AWS re:Invent Day 2 Notes

Day two of AWS re:Invent saw a couple of sessions, some time speaking with people about Algolia and our work with Alexa, and the Alexa Devs meetup, where there was a good smattering of people working on Alexa. Here are the notes from today’s sessions:

The State of the Science
Building a Voice-Enabled Customer Service Chatbot Using Amazon Lex and Amazon Polly

Alexa: The State of the Science

Presented by Rohit Prasad and Ashwin Ram, both of Amazon, with a recording introduction and outro by William Shatner. A lot of meat in this session.

Prasad said that one of the “indicators of AI” is the speed of developing new skills—and the quality of those additions. He was referring here to “internal” skills, of which Amazon has tried to expand, including on the side of music, which is the most-used Alexa feature (unsurprisingly). Of course, third-party skills enrich the user experience, too, and the count of those has increased five times since the last AWS re:Invent, jumping from 5,000 to 25,000 third party skills. User interaction has increased in lockstep, with five times as many weekly active skill interactions over the past year.

Amazon has focused on “deeper contextual learning” recently to improve the Alexa experience. The key word here is context. This includes context across turns, multi-modal context, evolving device context, and personal context.

Context across turns: Alexa remembering information across interactions. Alexa handles this in a probabilistic manner, carrying intent and entities and merging them with the information from the next utterance.
Multi-modal context: as Echo and Alexa-enabled devices move into different form factors, how does Alexa handle this media? This context understands that a user might be referring to something on a screen or something spoken.
Evolving device context: does Alexa know the device capabilities as the user interacts with different devices?
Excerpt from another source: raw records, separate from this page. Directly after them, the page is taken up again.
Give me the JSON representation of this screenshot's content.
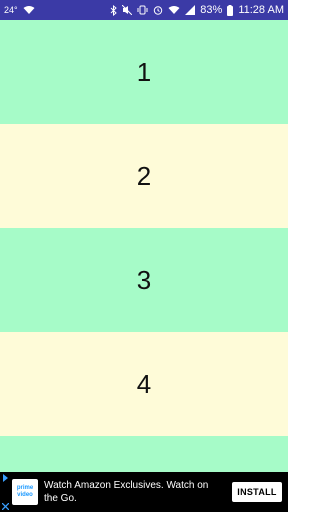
{
  "status_bar": {
    "temp": "24°",
    "battery_percent": "83%",
    "time": "11:28 AM",
    "bg_color": "#3b3aa6"
  },
  "rows": [
    {
      "label": "1",
      "color": "#a6fbc8"
    },
    {
      "label": "2",
      "color": "#fefbd8"
    },
    {
      "label": "3",
      "color": "#a6fbc8"
    },
    {
      "label": "4",
      "color": "#fefbd8"
    },
    {
      "label": "",
      "color": "#a6fbc8"
    }
  ],
  "ad": {
    "logo_line1": "prime",
    "logo_line2": "video",
    "text": "Watch Amazon Exclusives. Watch on the Go.",
    "install_label": "INSTALL"
  }
}
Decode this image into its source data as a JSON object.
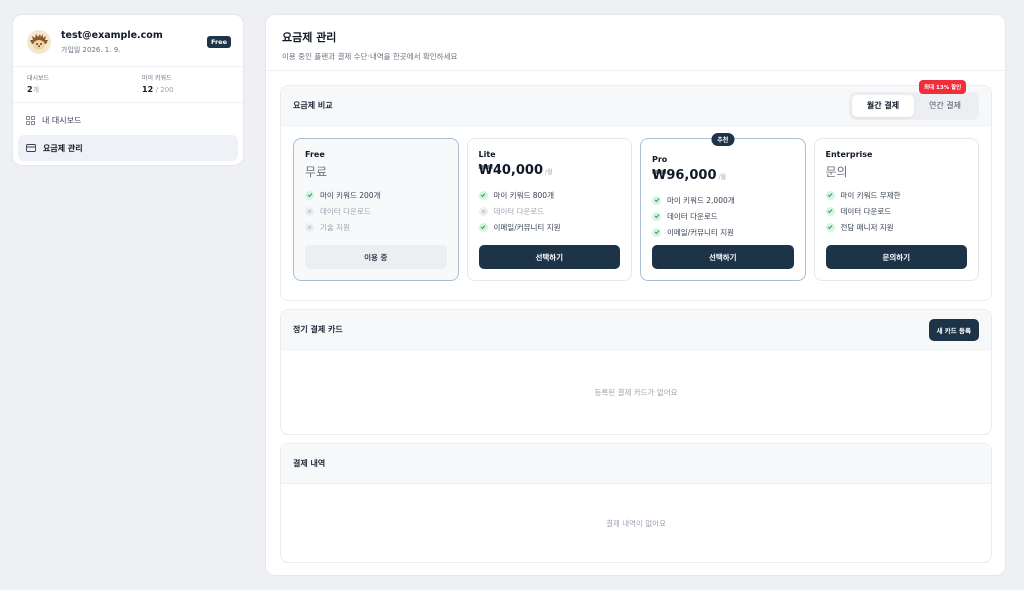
{
  "profile": {
    "email": "test@example.com",
    "joined": "가입일 2026. 1. 9.",
    "plan_badge": "Free"
  },
  "stats": {
    "dashboards_label": "대시보드",
    "dashboards_value": "2",
    "dashboards_unit": "개",
    "keywords_label": "마이 키워드",
    "keywords_value": "12",
    "keywords_total": "/ 200"
  },
  "nav": {
    "items": [
      {
        "label": "내 대시보드",
        "icon": "grid-icon"
      },
      {
        "label": "요금제 관리",
        "icon": "card-icon"
      }
    ]
  },
  "page": {
    "title": "요금제 관리",
    "subtitle": "이용 중인 플랜과 결제 수단·내역을 한곳에서 확인하세요"
  },
  "compare": {
    "title": "요금제 비교",
    "monthly_label": "월간 결제",
    "yearly_label": "연간 결제",
    "discount_badge": "최대 13% 할인"
  },
  "plans": [
    {
      "name": "Free",
      "price": "무료",
      "unit": "",
      "features": [
        {
          "text": "마이 키워드 200개",
          "on": true
        },
        {
          "text": "데이터 다운로드",
          "on": false
        },
        {
          "text": "기술 지원",
          "on": false
        }
      ],
      "button": "이용 중"
    },
    {
      "name": "Lite",
      "price": "₩40,000",
      "unit": "/월",
      "features": [
        {
          "text": "마이 키워드 800개",
          "on": true
        },
        {
          "text": "데이터 다운로드",
          "on": false
        },
        {
          "text": "이메일/커뮤니티 지원",
          "on": true
        }
      ],
      "button": "선택하기"
    },
    {
      "name": "Pro",
      "price": "₩96,000",
      "unit": "/월",
      "badge": "추천",
      "features": [
        {
          "text": "마이 키워드 2,000개",
          "on": true
        },
        {
          "text": "데이터 다운로드",
          "on": true
        },
        {
          "text": "이메일/커뮤니티 지원",
          "on": true
        }
      ],
      "button": "선택하기"
    },
    {
      "name": "Enterprise",
      "price": "문의",
      "unit": "",
      "features": [
        {
          "text": "마이 키워드 무제한",
          "on": true
        },
        {
          "text": "데이터 다운로드",
          "on": true
        },
        {
          "text": "전담 매니저 지원",
          "on": true
        }
      ],
      "button": "문의하기"
    }
  ],
  "billing_card": {
    "title": "정기 결제 카드",
    "add_button": "새 카드 등록",
    "empty": "등록된 결제 카드가 없어요"
  },
  "history": {
    "title": "결제 내역",
    "empty": "결제 내역이 없어요"
  },
  "colors": {
    "primary": "#1d3347",
    "discount": "#ef2d3b",
    "check": "#22a35a"
  }
}
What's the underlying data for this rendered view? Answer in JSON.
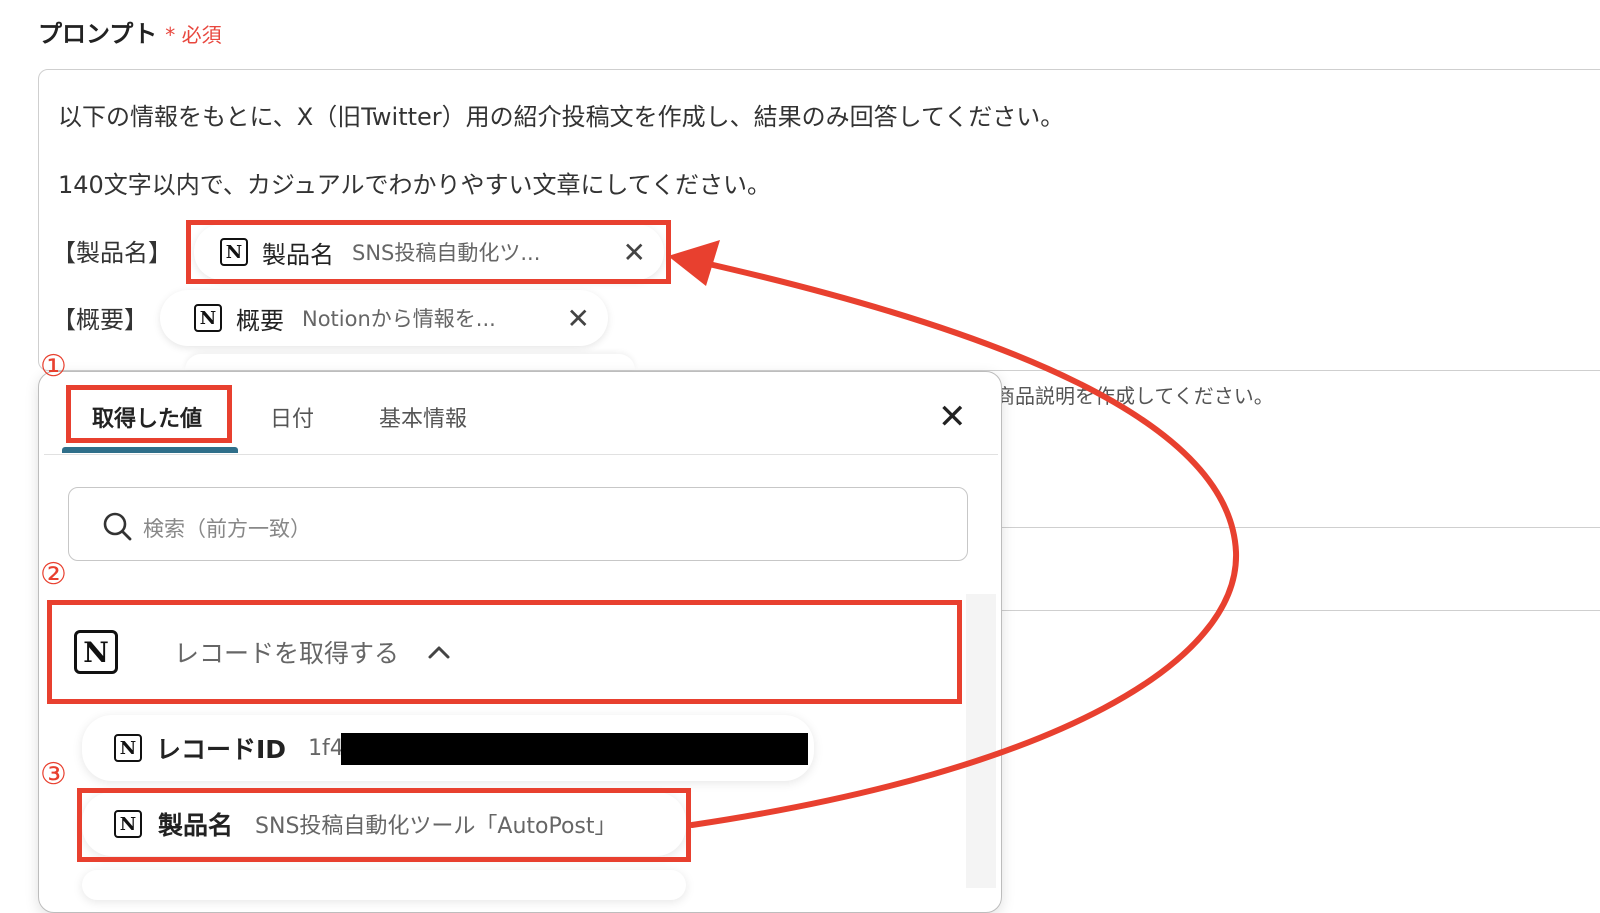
{
  "field": {
    "title": "プロンプト",
    "required_mark": "*",
    "required_label": "必須"
  },
  "prompt": {
    "line1": "以下の情報をもとに、X（旧Twitter）用の紹介投稿文を作成し、結果のみ回答してください。",
    "line2": "140文字以内で、カジュアルでわかりやすい文章にしてください。",
    "label_product": "【製品名】",
    "label_summary": "【概要】",
    "chip_product": {
      "label": "製品名",
      "value": "SNS投稿自動化ツ..."
    },
    "chip_summary": {
      "label": "概要",
      "value": "Notionから情報を..."
    },
    "bg_text": "商品説明を作成してください。"
  },
  "panel": {
    "tabs": [
      {
        "label": "取得した値"
      },
      {
        "label": "日付"
      },
      {
        "label": "基本情報"
      }
    ],
    "search_placeholder": "検索（前方一致）",
    "group": {
      "label": "レコードを取得する"
    },
    "items": [
      {
        "label": "レコードID",
        "value": "1f4"
      },
      {
        "label": "製品名",
        "value": "SNS投稿自動化ツール「AutoPost」"
      }
    ]
  },
  "annotations": {
    "step1": "①",
    "step2": "②",
    "step3": "③"
  },
  "icons": {
    "notion": "notion-icon",
    "close": "close-icon",
    "search": "search-icon",
    "chevron": "chevron-up-icon"
  },
  "colors": {
    "annotation": "#e8402f",
    "tab_active": "#2f6f8a"
  }
}
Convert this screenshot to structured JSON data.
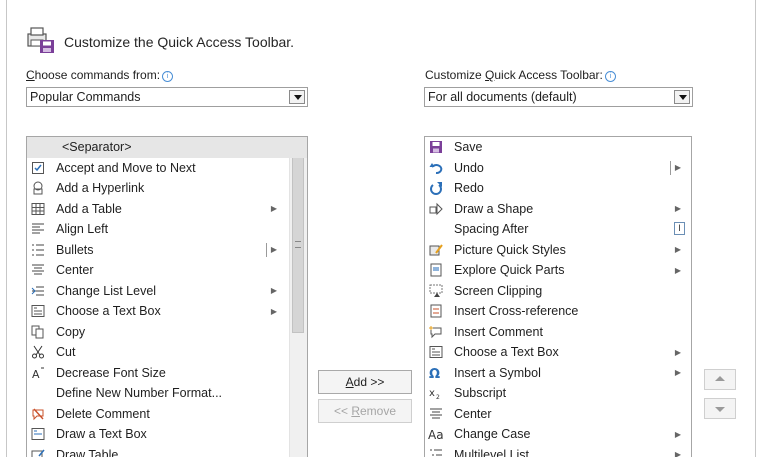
{
  "header": {
    "title": "Customize the Quick Access Toolbar."
  },
  "left": {
    "label_prefix": "",
    "label_accel": "C",
    "label_rest": "hoose commands from:",
    "dropdown_value": "Popular Commands",
    "items": [
      {
        "label": "<Separator>",
        "icon": "none",
        "submenu": false,
        "selected": true
      },
      {
        "label": "Accept and Move to Next",
        "icon": "accept-change-icon",
        "submenu": false
      },
      {
        "label": "Add a Hyperlink",
        "icon": "hyperlink-icon",
        "submenu": false
      },
      {
        "label": "Add a Table",
        "icon": "table-icon",
        "submenu": true
      },
      {
        "label": "Align Left",
        "icon": "align-left-icon",
        "submenu": false
      },
      {
        "label": "Bullets",
        "icon": "bullets-icon",
        "submenu": true,
        "split": true
      },
      {
        "label": "Center",
        "icon": "align-center-icon",
        "submenu": false
      },
      {
        "label": "Change List Level",
        "icon": "list-level-icon",
        "submenu": true
      },
      {
        "label": "Choose a Text Box",
        "icon": "text-box-icon",
        "submenu": true
      },
      {
        "label": "Copy",
        "icon": "copy-icon",
        "submenu": false
      },
      {
        "label": "Cut",
        "icon": "scissors-icon",
        "submenu": false
      },
      {
        "label": "Decrease Font Size",
        "icon": "decrease-font-icon",
        "submenu": false
      },
      {
        "label": "Define New Number Format...",
        "icon": "none",
        "submenu": false
      },
      {
        "label": "Delete Comment",
        "icon": "delete-comment-icon",
        "submenu": false
      },
      {
        "label": "Draw a Text Box",
        "icon": "draw-text-box-icon",
        "submenu": false
      },
      {
        "label": "Draw Table",
        "icon": "draw-table-icon",
        "submenu": false
      }
    ]
  },
  "right": {
    "label_prefix": "Customize ",
    "label_accel": "Q",
    "label_rest": "uick Access Toolbar:",
    "dropdown_value": "For all documents (default)",
    "items": [
      {
        "label": "Save",
        "icon": "save-icon",
        "submenu": false
      },
      {
        "label": "Undo",
        "icon": "undo-icon",
        "submenu": true,
        "split": true
      },
      {
        "label": "Redo",
        "icon": "redo-icon",
        "submenu": false
      },
      {
        "label": "Draw a Shape",
        "icon": "draw-shape-icon",
        "submenu": true
      },
      {
        "label": "Spacing After",
        "icon": "none",
        "submenu": false,
        "control": true
      },
      {
        "label": "Picture Quick Styles",
        "icon": "picture-styles-icon",
        "submenu": true
      },
      {
        "label": "Explore Quick Parts",
        "icon": "quick-parts-icon",
        "submenu": true
      },
      {
        "label": "Screen Clipping",
        "icon": "screen-clipping-icon",
        "submenu": false
      },
      {
        "label": "Insert Cross-reference",
        "icon": "cross-reference-icon",
        "submenu": false
      },
      {
        "label": "Insert Comment",
        "icon": "insert-comment-icon",
        "submenu": false
      },
      {
        "label": "Choose a Text Box",
        "icon": "text-box-icon",
        "submenu": true
      },
      {
        "label": "Insert a Symbol",
        "icon": "omega-icon",
        "submenu": true
      },
      {
        "label": "Subscript",
        "icon": "subscript-icon",
        "submenu": false
      },
      {
        "label": "Center",
        "icon": "align-center-icon",
        "submenu": false
      },
      {
        "label": "Change Case",
        "icon": "change-case-icon",
        "submenu": true
      },
      {
        "label": "Multilevel List",
        "icon": "multilevel-list-icon",
        "submenu": true
      }
    ]
  },
  "buttons": {
    "add_accel": "A",
    "add_rest": "dd >>",
    "remove_prefix": "<< ",
    "remove_accel": "R",
    "remove_rest": "emove"
  }
}
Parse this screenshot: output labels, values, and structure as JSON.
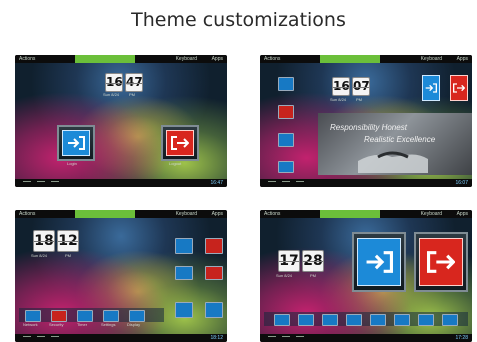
{
  "page": {
    "title": "Theme customizations"
  },
  "statusbar": {
    "home": "Actions",
    "keyboard": "Keyboard",
    "apps": "Apps"
  },
  "panels": [
    {
      "clock": {
        "hour": "16",
        "minute": "47",
        "date_label": "Sun 8/24",
        "ampm_label": "PM"
      },
      "login_label": "Login",
      "logout_label": "Logout",
      "time": "16:47"
    },
    {
      "clock": {
        "hour": "16",
        "minute": "07",
        "date_label": "Sun 8/24",
        "ampm_label": "PM"
      },
      "banner": {
        "line1": "Responsibility  Honest",
        "line2": "Realistic  Excellence"
      },
      "time": "16:07"
    },
    {
      "clock": {
        "hour": "18",
        "minute": "12",
        "date_label": "Sun 8/24",
        "ampm_label": "PM"
      },
      "dock_labels": [
        "Network",
        "Security",
        "Timer",
        "Settings",
        "Display"
      ],
      "time": "18:12"
    },
    {
      "clock": {
        "hour": "17",
        "minute": "28",
        "date_label": "Sun 8/24",
        "ampm_label": "PM"
      },
      "time": "17:28"
    }
  ],
  "colors": {
    "accent_green": "#6bbf3a",
    "login_blue": "#1c8ad8",
    "logout_red": "#d8261e"
  }
}
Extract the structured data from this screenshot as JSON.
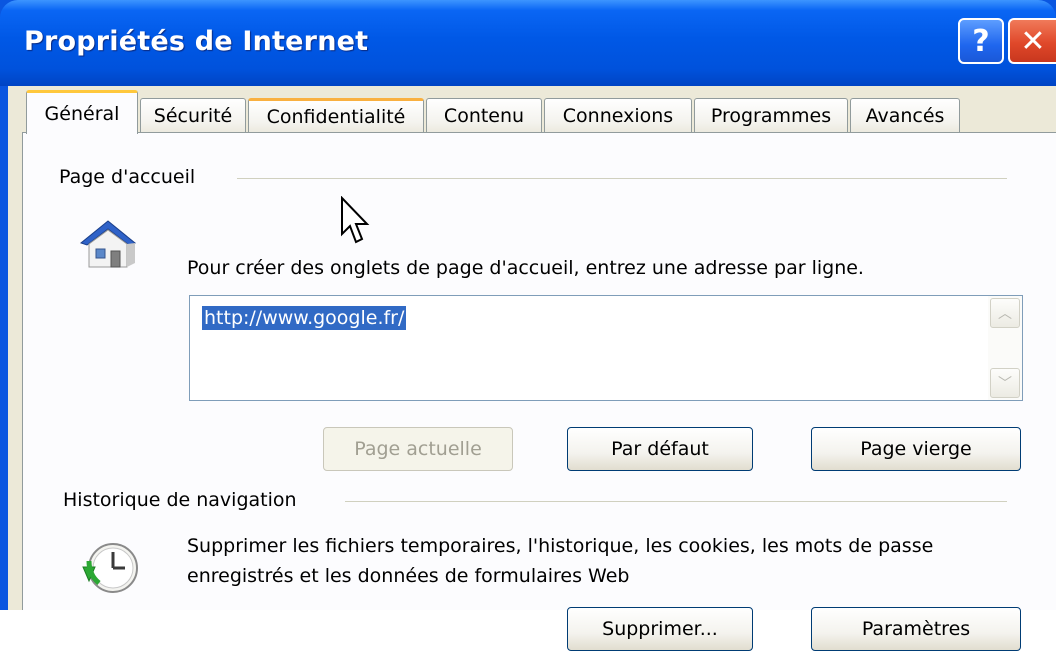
{
  "window": {
    "title": "Propriétés de Internet",
    "help_label": "?",
    "close_label": "✕"
  },
  "tabs": [
    {
      "label": "Général",
      "active": true
    },
    {
      "label": "Sécurité"
    },
    {
      "label": "Confidentialité"
    },
    {
      "label": "Contenu"
    },
    {
      "label": "Connexions"
    },
    {
      "label": "Programmes"
    },
    {
      "label": "Avancés"
    }
  ],
  "home_page": {
    "group_label": "Page d'accueil",
    "description": "Pour créer des onglets de page d'accueil, entrez une adresse par ligne.",
    "address_value": "http://www.google.fr/",
    "buttons": {
      "current": "Page actuelle",
      "default": "Par défaut",
      "blank": "Page vierge"
    }
  },
  "history": {
    "group_label": "Historique de navigation",
    "description_line1": "Supprimer les fichiers temporaires, l'historique, les cookies, les mots de passe",
    "description_line2": "enregistrés et les données de formulaires Web",
    "buttons": {
      "delete": "Supprimer...",
      "settings": "Paramètres"
    }
  },
  "colors": {
    "titlebar": "#0058e6",
    "selection": "#316ac5",
    "dialog": "#ece9d8"
  },
  "icons": [
    "help-icon",
    "close-icon",
    "home-icon",
    "history-clock-icon",
    "cursor-icon"
  ]
}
The example here was asking for a title on the Echo would bring up the audio book, while asking for the same title on the Fire TV will play the movie.
Personal context: understanding who is speaking to Alexa, and information about that person. This is already happening in first-party skills and will be rolled out to third-party skills in 2018.

There were three big announcements that are relevant to Alexa skill developers:

Expansion of Your Voice (person recognition) to third-party developers in early 2018
Expansion of notifications developer preview—no extra information was provided
Skill discovery through “invocationless” usage

The skill discovery is a big one for users, but likely not something that third party developers will have control over. Users can ask “Alexa, start a metronome at 100 beats per minute” and Alexa will pick a relevant third party skill even if it isn’t enabled for the user. The user can also ask for a group of skills, like “Alexa, let’s play a game” and Alexa will choose the best skill for that user. This is all done by first short-listing potential related skills for the request, and then matching the utterance to intents across all of the short-list. This feature is already rolling out.

The final part of the session was the awarding of the prizes to the Alexa prize finalists, with the presentation by Ashwin Ram of Amazon.

The Alexa prize was a university competition to build conversational skills that led to interactions with an average time of over twenty minutes. People could connect to one of the short-listed skills at random by saying “Alexa, let’s chat.” The three finalists were the University of Washington (Sounding Boarding), Czech Tech University (Alquist), and Heriot-Watt (What’s Up Bot).

The winner was the University of Washington, with an average duration of over 10 minutes and a rating of 3.17 out of 5. CTU came in second with 3 minutes, 55 seconds of interaction. Heriot-Watt came in third with 4 minutes and 1 second of duration, but a lower overall score. Because the goal was a greater than 20 minute interaction time and no team achieved that, Amazon is re-opening the Alexa prize again.

Building a Voice-Enabled Customer Service Chatbot Using Amazon Lex and Amazon Polly

This session didn’t address voice as much as I expected (very little, overall). Mostly the focus was on the high-level considerations of building bots.

Most people start off building bots by building internal employee support. This is a use case I’ve never really thought of, but it makes sense. I could see us using this at Algolia, as we’re adding multiple people a week across many different offices. We already have an internal service for searching relevant content and use Slack bots extensively (including one that helps co-ordinate on-site interviews, but is only a “push” experience).

The presenters noted that focus is important when building bots, because people will want to take it in every direction. I suspect this has to do with the text-based nature. People have learned how much work goes into building and designing new pages for websites, but think chatbots are as simple as “Just write a new response.” However, every new feature adds new sample utterances, which can conflict with others—a reason for focus and for testing.